Sum Representation of log(1 + x)

Question

$\log(1+x) = \sum_{k=1}^{\infty} \left(\dfrac{x}{1+x}\right)^{k} \dfrac{1}{k} = \sum_{k=1}^{\infty} \left(1 - \dfrac{1}{1+x}\right)^k \dfrac{1}{k}$

Why is this true?
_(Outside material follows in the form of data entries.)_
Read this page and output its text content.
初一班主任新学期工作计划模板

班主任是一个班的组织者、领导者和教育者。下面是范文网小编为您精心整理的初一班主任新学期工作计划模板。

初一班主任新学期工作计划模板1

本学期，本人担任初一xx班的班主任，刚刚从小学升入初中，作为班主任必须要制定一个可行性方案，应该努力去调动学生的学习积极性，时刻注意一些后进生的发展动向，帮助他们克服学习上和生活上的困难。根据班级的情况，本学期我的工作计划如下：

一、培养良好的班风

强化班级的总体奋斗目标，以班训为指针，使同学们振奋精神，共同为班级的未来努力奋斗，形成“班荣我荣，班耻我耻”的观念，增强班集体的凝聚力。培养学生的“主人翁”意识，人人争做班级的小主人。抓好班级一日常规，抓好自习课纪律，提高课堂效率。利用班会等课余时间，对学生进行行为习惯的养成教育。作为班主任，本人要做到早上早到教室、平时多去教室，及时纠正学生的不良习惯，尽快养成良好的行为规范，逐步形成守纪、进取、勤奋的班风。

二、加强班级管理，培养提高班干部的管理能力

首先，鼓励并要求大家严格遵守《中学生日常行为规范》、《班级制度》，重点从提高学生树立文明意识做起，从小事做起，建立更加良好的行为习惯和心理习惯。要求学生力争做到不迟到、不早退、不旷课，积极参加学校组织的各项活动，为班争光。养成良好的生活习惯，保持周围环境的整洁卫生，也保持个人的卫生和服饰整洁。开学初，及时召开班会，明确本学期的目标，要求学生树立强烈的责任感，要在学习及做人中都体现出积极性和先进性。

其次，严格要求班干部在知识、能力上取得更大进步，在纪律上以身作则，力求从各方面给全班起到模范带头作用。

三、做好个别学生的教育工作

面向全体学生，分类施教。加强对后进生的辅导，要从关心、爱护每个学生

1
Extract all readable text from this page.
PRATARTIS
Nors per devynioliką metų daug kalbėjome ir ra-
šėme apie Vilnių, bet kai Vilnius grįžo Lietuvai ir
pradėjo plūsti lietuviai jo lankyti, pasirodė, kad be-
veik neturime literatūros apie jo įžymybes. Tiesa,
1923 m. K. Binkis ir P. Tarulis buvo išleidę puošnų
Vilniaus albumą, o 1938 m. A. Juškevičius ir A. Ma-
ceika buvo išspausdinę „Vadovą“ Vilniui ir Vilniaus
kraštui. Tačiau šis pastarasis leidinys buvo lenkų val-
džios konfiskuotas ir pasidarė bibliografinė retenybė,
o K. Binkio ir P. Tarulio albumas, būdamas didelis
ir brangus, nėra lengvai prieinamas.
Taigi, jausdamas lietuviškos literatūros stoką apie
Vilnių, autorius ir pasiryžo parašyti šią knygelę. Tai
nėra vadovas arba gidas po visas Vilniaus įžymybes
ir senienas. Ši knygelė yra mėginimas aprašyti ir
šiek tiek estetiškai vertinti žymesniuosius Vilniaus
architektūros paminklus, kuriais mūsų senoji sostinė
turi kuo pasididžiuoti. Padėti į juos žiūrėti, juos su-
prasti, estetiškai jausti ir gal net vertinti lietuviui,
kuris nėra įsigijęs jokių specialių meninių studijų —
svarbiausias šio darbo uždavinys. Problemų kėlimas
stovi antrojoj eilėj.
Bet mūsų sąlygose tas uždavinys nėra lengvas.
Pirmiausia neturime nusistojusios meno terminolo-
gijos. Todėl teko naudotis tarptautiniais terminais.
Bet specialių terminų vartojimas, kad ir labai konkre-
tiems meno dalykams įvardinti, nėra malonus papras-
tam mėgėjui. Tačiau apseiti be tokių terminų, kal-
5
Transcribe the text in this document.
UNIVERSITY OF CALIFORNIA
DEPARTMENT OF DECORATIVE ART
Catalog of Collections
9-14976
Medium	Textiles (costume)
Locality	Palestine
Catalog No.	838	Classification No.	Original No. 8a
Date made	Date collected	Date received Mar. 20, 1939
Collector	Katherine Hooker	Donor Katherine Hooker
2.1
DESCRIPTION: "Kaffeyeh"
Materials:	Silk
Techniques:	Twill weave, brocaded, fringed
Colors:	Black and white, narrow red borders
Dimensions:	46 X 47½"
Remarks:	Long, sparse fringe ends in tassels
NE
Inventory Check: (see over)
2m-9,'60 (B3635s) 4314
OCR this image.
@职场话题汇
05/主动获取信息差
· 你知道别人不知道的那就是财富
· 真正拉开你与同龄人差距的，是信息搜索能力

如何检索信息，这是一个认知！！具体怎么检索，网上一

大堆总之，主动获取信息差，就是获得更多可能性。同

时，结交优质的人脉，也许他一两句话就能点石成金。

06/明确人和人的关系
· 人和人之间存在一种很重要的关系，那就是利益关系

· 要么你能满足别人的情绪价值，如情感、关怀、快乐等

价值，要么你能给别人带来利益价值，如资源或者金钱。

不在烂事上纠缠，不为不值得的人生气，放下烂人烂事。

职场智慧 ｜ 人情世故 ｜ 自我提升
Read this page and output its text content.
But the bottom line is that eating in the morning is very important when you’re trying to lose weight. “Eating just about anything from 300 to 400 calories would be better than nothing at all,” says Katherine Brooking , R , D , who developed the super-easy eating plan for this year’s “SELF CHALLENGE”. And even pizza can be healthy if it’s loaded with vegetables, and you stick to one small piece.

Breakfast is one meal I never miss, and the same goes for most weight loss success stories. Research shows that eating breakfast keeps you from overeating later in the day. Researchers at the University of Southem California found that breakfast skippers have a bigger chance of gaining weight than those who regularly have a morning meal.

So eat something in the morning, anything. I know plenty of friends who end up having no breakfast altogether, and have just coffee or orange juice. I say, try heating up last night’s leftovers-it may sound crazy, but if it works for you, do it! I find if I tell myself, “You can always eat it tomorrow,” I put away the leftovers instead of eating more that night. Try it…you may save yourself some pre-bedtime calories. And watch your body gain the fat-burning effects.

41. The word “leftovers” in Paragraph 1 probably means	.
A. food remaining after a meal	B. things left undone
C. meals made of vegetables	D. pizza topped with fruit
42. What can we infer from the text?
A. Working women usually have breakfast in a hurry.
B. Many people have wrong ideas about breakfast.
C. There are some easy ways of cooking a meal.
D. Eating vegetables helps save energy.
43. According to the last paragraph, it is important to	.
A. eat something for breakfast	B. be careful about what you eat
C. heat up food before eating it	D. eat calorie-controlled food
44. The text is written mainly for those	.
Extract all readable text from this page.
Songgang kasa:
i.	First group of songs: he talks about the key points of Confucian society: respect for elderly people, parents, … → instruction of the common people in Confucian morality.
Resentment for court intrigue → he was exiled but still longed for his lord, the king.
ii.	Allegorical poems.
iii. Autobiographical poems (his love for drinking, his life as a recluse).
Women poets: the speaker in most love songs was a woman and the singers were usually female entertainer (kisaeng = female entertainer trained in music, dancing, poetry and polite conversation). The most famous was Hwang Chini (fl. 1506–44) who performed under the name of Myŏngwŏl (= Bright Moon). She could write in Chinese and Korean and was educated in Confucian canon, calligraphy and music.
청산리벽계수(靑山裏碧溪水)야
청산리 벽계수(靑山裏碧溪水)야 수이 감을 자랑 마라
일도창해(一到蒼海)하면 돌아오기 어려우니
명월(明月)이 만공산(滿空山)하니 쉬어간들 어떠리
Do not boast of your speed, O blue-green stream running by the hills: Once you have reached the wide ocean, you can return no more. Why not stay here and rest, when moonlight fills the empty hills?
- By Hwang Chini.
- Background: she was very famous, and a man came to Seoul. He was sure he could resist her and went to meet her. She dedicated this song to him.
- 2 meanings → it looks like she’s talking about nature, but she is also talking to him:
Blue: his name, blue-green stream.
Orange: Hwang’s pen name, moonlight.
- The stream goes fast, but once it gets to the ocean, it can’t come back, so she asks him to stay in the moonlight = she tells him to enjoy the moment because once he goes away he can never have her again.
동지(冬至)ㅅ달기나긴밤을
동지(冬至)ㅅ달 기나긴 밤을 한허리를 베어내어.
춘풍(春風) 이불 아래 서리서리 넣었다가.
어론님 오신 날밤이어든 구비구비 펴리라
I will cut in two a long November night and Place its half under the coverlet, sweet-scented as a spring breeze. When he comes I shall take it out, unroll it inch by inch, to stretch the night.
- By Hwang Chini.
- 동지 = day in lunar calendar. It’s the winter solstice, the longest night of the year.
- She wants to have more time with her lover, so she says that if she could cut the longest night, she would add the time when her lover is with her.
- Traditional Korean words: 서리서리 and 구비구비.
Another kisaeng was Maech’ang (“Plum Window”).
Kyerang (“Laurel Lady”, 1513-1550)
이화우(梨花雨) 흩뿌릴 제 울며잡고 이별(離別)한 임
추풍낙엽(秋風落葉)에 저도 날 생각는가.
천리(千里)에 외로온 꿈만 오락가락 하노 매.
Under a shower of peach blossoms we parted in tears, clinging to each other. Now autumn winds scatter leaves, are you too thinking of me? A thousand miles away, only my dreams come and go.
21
The most sum representation of $\log(1+x)$ (in this case a MacLaurin series) is $\sum_{k=1}^{\infty} (-1)^{k+1} \dfrac{x^k}{k}$

Answer 1

From \begin{align} \ln(1+x) = \sum_{k=1}^{\infty} \frac{(-1)^{k-1} \, x^{k}}{k} \end{align} let $x = -u$ for which \begin{align} \ln(1-u) = - \sum_{k=1}^{\infty} \frac{u^{k}}{k} \end{align} Now let $u = \frac{x}{1+x}$ to obtain \begin{align} \ln(1+x) = \sum_{k=1}^{\infty} \frac{1}{k} \left( \frac{x}{1+x} \right)^{k} \end{align}

Answer 2

Hint: Differentiate the right-hand side term by term. We get a familiar series. Note that there are restrictions on $x$.